To: Cary Salsberg who wrote (6331)10/20/2002 6:24:01 PM
From: michael97123  Read Replies (1) | Respond to of 95487
 
Reuters
RPT: Wall St Week Ahead-Stocks set to gain on earnings
Sunday October 20, 10:48 am ET
By Nick Olivari

(Repeating column that initially ran late Friday)
NEW YORK, Oct 20 (Reuters) - U.S. stocks are likely to rise this week -- if trends in earnings surprises for the current quarter and guidance for the next period continue to hold.

"A lot of money is sitting around at half a percent ready to go to work and people are looking for an excuse," said Clark Winter, chief global investment strategist for The Citigroup Private Bank, with $163 billion in assets under management.

"It's easier to talk about the market three to six months out, but if there are more good earnings surprises, and no astonishing surprises on the geopolitical front ... the horizon is positive."



To: Cary Salsberg who wrote (6331)10/20/2002 6:34:10 PM
From: Mark Adams  Read Replies (1) | Respond to of 95487
 
The jury is out because process technology is no longer a single company challenge but an industry challenge.

Do you see this as holding true for specialized areas, ie SiGE, GaAs and perhaps mixed signal? Or does it hold true for a more limited set of the marketspace focused on large scale or high volume (ala uP, DRAM)?

TIA



To: Cary Salsberg who wrote (6331)10/20/2002 10:11:04 PM
From: Kirk ©  Read Replies (2) | Respond to of 95487
 
Intel's advantage will come when there is another shortage. Listening to Morgan and Bagley (AMAT and LRCX) it sounds like there is gross under investment in the future except by a few.

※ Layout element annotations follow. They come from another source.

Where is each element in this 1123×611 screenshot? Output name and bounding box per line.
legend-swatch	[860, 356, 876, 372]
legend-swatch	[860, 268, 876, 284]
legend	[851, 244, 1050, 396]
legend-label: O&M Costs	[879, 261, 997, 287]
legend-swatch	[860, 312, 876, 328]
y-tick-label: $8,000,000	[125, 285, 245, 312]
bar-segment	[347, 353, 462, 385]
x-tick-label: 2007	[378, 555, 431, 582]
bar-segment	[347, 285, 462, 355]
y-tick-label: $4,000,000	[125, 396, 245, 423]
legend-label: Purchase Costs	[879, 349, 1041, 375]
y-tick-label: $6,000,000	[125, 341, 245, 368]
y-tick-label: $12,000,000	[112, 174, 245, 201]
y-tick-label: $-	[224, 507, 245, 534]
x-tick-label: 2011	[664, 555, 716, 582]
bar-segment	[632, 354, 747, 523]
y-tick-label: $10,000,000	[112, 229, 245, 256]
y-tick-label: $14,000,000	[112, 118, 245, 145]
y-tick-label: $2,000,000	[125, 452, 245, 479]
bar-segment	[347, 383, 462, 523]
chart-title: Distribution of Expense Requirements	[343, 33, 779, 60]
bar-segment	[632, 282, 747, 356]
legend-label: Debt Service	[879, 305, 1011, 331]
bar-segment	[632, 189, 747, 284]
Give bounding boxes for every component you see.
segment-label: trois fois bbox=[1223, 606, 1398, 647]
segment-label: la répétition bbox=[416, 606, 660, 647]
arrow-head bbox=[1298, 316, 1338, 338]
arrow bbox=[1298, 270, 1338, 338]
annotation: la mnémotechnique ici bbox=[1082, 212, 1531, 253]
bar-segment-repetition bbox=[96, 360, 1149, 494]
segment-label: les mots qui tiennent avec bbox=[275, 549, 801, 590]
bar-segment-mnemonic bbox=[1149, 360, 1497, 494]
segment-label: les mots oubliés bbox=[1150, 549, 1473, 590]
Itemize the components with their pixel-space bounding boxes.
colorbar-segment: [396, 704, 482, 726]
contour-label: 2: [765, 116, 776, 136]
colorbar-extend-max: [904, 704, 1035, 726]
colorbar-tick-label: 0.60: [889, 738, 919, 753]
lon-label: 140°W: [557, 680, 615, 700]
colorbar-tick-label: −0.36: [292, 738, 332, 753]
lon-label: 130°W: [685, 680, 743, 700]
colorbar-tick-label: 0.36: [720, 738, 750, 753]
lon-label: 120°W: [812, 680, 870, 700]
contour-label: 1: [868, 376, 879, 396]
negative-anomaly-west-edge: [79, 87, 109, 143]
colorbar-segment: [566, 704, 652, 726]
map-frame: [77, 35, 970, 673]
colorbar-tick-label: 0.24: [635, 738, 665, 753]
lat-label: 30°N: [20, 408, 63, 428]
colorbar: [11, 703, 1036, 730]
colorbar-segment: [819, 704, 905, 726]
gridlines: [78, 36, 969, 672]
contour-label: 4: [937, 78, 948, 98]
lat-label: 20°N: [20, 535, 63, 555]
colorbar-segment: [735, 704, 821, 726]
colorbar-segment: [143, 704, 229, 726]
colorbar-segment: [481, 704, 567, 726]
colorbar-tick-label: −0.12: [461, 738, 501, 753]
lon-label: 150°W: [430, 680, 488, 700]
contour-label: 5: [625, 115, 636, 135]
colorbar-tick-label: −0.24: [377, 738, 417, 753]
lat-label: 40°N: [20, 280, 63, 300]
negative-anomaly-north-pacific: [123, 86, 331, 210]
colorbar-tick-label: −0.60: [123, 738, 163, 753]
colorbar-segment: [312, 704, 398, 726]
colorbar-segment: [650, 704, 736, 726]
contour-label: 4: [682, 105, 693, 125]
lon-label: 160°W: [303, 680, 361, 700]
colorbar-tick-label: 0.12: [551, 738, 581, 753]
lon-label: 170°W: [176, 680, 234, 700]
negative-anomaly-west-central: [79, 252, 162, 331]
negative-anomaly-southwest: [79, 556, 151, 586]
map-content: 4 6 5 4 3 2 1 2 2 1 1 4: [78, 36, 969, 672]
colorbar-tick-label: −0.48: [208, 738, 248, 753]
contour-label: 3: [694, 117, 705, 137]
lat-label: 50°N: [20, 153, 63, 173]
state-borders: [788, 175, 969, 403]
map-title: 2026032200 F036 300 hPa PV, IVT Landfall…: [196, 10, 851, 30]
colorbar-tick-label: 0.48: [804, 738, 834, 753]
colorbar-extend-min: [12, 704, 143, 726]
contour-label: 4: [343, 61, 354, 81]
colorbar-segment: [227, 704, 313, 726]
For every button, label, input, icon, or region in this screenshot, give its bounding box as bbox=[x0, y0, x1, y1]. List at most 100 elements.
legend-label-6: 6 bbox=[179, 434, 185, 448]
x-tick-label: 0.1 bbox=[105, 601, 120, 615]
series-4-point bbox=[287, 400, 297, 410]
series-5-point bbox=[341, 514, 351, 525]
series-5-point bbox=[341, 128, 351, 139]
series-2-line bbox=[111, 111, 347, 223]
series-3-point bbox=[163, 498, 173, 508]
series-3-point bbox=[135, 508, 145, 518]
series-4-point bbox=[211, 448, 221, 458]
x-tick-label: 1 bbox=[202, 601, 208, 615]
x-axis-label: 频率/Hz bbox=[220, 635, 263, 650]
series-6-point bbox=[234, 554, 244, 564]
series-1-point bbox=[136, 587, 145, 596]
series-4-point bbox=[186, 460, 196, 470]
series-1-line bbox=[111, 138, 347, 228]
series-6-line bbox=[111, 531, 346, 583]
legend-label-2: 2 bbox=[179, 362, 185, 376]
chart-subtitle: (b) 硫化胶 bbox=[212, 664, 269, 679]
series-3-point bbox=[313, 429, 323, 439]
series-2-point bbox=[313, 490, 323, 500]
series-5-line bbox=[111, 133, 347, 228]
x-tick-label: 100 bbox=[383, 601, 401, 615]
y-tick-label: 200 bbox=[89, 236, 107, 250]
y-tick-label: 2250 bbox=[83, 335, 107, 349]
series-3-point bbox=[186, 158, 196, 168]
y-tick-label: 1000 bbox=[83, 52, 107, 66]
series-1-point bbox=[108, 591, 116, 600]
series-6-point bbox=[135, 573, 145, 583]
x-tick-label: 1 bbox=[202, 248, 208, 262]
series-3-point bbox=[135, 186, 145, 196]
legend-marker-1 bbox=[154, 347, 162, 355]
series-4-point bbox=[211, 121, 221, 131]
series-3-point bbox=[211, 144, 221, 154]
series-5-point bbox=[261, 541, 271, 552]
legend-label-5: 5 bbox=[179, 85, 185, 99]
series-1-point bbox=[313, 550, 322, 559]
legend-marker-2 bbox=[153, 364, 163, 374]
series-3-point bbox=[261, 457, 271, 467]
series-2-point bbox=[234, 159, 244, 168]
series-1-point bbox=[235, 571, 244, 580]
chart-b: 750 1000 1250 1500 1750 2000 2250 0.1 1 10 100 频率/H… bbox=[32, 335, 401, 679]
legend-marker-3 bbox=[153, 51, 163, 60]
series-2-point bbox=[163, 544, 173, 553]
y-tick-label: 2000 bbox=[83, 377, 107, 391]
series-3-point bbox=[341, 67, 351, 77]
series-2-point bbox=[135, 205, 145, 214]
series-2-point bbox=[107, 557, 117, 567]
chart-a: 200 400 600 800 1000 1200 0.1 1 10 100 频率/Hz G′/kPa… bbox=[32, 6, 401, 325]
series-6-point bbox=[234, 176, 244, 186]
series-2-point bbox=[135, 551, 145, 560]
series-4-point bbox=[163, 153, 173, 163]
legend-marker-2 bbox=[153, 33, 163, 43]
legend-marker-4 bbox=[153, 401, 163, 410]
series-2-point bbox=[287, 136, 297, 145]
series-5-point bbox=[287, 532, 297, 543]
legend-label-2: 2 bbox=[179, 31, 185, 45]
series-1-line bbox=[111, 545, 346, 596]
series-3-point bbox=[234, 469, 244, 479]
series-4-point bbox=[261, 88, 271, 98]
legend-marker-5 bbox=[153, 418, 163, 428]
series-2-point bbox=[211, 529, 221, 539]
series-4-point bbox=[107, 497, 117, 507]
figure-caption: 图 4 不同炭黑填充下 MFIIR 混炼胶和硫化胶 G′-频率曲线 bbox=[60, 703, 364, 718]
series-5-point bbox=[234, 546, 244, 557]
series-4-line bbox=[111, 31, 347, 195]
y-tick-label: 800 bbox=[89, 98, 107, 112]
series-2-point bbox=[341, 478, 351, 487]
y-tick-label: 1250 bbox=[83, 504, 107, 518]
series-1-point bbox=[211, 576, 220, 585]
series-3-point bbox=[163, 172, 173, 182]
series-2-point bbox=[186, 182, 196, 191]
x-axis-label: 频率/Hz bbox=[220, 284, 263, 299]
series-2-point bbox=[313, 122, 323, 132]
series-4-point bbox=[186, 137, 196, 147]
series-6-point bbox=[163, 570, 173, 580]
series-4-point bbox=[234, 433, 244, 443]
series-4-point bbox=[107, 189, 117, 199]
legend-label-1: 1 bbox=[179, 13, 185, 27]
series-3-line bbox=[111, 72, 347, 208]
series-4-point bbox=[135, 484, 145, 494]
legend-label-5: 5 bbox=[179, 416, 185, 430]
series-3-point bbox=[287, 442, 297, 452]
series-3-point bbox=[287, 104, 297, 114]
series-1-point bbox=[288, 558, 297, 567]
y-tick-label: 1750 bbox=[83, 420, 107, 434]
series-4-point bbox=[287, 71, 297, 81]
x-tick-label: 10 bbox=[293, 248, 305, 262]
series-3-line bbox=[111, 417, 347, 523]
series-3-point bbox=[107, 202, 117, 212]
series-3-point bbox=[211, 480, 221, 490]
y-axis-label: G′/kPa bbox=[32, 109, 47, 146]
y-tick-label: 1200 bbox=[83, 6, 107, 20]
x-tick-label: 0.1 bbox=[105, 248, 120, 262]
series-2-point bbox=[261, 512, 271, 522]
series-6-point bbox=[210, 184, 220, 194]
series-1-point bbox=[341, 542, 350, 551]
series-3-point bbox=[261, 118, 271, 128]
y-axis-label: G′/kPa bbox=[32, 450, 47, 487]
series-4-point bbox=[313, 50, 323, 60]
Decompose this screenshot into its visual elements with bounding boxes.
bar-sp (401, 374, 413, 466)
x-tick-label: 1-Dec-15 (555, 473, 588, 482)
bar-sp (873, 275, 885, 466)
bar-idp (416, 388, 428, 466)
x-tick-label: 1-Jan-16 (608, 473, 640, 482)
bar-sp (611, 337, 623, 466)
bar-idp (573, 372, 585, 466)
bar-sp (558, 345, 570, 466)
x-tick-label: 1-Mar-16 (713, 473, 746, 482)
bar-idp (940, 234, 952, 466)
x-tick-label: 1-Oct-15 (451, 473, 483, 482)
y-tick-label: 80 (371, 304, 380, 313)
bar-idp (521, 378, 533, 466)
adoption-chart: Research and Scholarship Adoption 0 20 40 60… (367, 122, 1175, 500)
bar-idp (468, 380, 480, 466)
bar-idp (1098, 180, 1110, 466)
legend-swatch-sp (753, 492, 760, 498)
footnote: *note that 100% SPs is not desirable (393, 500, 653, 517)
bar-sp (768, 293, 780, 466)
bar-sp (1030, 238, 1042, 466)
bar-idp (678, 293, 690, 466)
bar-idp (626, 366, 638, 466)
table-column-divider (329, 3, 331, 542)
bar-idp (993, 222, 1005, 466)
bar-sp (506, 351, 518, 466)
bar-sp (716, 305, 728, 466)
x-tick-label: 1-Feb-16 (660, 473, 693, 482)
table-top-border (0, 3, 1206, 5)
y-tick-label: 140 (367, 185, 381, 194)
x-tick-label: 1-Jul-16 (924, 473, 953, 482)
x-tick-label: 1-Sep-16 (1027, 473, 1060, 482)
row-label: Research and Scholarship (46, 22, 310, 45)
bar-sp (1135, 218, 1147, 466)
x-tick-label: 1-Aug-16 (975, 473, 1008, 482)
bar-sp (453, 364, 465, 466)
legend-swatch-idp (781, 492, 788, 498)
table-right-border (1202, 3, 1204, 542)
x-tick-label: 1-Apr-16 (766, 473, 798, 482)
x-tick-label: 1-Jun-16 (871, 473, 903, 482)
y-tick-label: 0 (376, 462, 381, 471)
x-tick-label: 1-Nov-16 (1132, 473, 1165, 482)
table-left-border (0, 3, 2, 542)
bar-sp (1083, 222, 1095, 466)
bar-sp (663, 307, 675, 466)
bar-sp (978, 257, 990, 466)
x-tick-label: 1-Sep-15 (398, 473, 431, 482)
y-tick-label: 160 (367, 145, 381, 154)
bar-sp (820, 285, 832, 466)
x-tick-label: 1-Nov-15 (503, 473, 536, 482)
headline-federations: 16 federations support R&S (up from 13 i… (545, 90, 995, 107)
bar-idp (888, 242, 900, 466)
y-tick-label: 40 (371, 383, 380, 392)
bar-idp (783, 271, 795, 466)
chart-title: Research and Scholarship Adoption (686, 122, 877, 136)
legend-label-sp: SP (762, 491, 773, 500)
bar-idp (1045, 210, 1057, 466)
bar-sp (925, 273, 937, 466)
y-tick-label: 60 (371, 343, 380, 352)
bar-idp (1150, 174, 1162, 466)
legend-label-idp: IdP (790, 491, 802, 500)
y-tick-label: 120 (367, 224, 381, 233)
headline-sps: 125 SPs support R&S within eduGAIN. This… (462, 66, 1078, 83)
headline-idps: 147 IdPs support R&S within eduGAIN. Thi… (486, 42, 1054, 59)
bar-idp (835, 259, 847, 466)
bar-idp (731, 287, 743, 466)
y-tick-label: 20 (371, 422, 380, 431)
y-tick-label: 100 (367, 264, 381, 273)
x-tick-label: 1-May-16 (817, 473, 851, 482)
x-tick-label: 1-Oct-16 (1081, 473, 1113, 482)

Even if the foundries invest, they will not be able to supply all the best to everyone. Intel will have fab capacity and thus they can find good IP that has a capacity shortage preventing it from really making bucks. Intel should be able to get a good deal on that IP because IP without fab capacity is obsolescence in the making. I like your ideas for ALTR and XLNX but I wonder if Intel will just license the technology?

Another part of having your own working fabs is you can pick and choose the best markets to target your capacity in an upturn while the others will have more problems. I think the tradeoffs have been around for a long time. The reason you get rid of fabs is you don't have to carry them on the downturns but when times are good, they really help you.

Interesting comparison here
quicken.com

they do look "reasonably priced" compared to Intel and they are a fraction of Intel's mkt cap but they sure don't generate much cash.